Supporting Farmers and rural life

January 2026

Supporting our farmers

The Welsh Farming Sector employs around 50,000 people on our farms, with around 230,000 also employed across the entire food and drink supply chain. In addition to this for every £1 of public money invested into farming, £9 is delivered back to the Welsh economy. Farming output is valued at over £2.2 billion annually, and the Welsh food sector is worth £9.3 billion to Wales’ economy. For these reasons I believe Welsh and UK Governments need to do more to support the industry.

Towards the end of 2025, the Welsh Governments Sustainable Farming Scheme (SFS) was agreed. This will be the primary source of government support for Welsh farming starting in 2026. I support the views of the farming unions that the scheme needs to continue to evolve to ensure it can deliver for Welsh farming.

I believe the current government and any future government must give an ongoing commitment to maintain, as a minimum, the current 70:30 budget split between the universal and optional & collaborative layers.  

The Welsh Government decision to not align with England in regard to bluetongue policy was a disastrous one, and one that costed the Mid Wales economy significantly. I have spoken widely to those involved in the sector and raised the issue several times in the Senedd.

Turning to the UK Government’s inheritance tax changes, 2025 closed with a sense of relief for many family farms across Wales, as the UK government announced a significant change to Agricultural Property Relief and Business Property Relief, raising the threshold from £1m to £2.5m. If this change had not happened, I believe this would have led to the breakup of family farms. Many families would have had to simply sell off parts of their farm, making the business less viable. The consequences of family farms dwindling away is that we will become more reliant on food supplied from outside the UK.

The Welsh Government also needs to do so much more to tackle the devastation that Bovine TB causes.
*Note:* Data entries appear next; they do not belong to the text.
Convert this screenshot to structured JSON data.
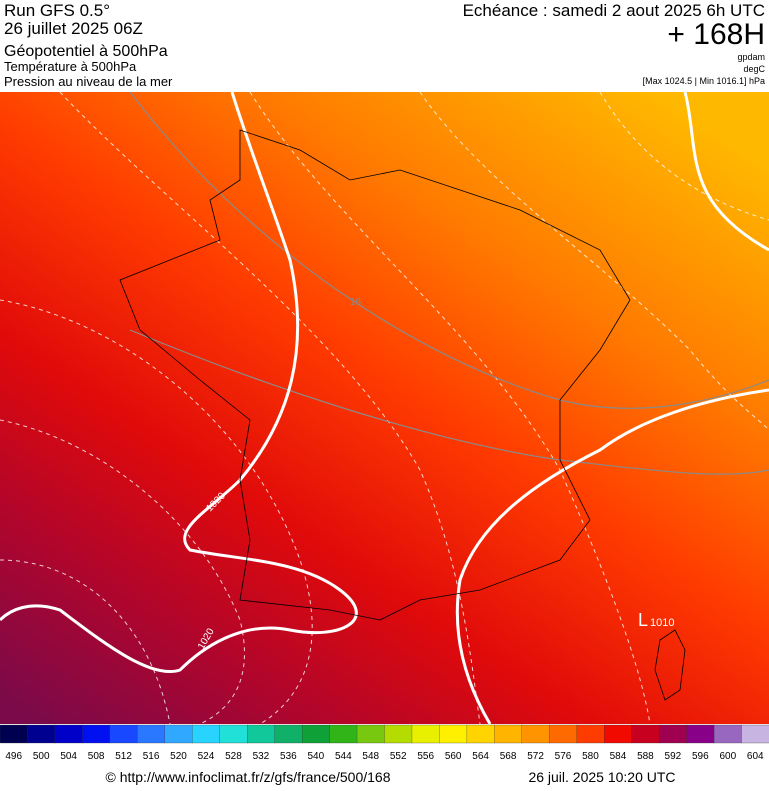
{
  "header": {
    "run": "Run GFS 0.5°",
    "run_date": "26 juillet 2025 06Z",
    "field_1": "Géopotentiel à 500hPa",
    "field_2": "Température à 500hPa",
    "field_3": "Pression au niveau de la mer",
    "valid": "Echéance : samedi 2 aout 2025 6h UTC",
    "lead": "+ 168H",
    "unit_1": "gpdam",
    "unit_2": "degC",
    "range": "[Max 1024.5 | Min 1016.1] hPa"
  },
  "map": {
    "labels": [
      "1020",
      "1020",
      "16",
      "L",
      "1010"
    ]
  },
  "colorbar": {
    "labels": [
      496,
      500,
      504,
      508,
      512,
      516,
      520,
      524,
      528,
      532,
      536,
      540,
      544,
      548,
      552,
      556,
      560,
      564,
      568,
      572,
      576,
      580,
      584,
      588,
      592,
      596,
      600,
      604
    ],
    "colors": [
      "#000050",
      "#000090",
      "#0000c8",
      "#0010f0",
      "#1848ff",
      "#2a78ff",
      "#30a8ff",
      "#28d4ff",
      "#20e0d8",
      "#10c89a",
      "#10b068",
      "#10a038",
      "#30b418",
      "#78c810",
      "#b4dc00",
      "#e8f000",
      "#fff000",
      "#ffd400",
      "#ffb400",
      "#ff9400",
      "#ff6a00",
      "#ff3c00",
      "#f00a00",
      "#c80020",
      "#a00050",
      "#880088",
      "#9868c0",
      "#c8b4e0"
    ]
  },
  "footer": {
    "url": "© http://www.infoclimat.fr/z/gfs/france/500/168",
    "timestamp": "26 juil. 2025 10:20 UTC"
  }
}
I believe that a holistic approach to defeating the disease is required; working in partnership with farmers and vets to eradicate the reservoir of infection within herds, eliminate inter-herd transmission and the targeted removal of infected wildlife, who themselves suffer a painful death due to TB.

Another growing area of concern in recent years has been the increasing pressure on farming businesses from government regulation. The farming industry has been looking after our countryside for centuries, but the burden of further unnecessary regulation, and again a one-size-fits-all approach, is why I and Welsh Conservatives voted against The Water Resources (Control of Agricultural Pollution) (Wales) Regulations (NVZs).

The additional burden in Wales also makes farmers less competitive than farming businesses often just a few miles away over the border.  

To support our farming businesses and rural communities, the UK Government must ensure trade deals protect Welsh farmers. The current and the next Welsh Governments must ensure there is a properly funded Welsh Farming Scheme with food security at its heart, commit to the eradication of Bovine TB, scrap the-all Wales nitrate vulnerable zones, (NVZ’s) and change public procurement rules to promote Welsh produce and protect the agricultural budget.

I am pleased that the farming sector has the support of the public, many of whom are not linked to the industry. This support needs to be maintained, and it is incumbent on both the farming sector and politicians like me who fully support the industry’s calls, to underline exactly why we need to back our farmers.  We need policies that work for rural Wales, not just ones that sound good on paper in Cardiff Bay.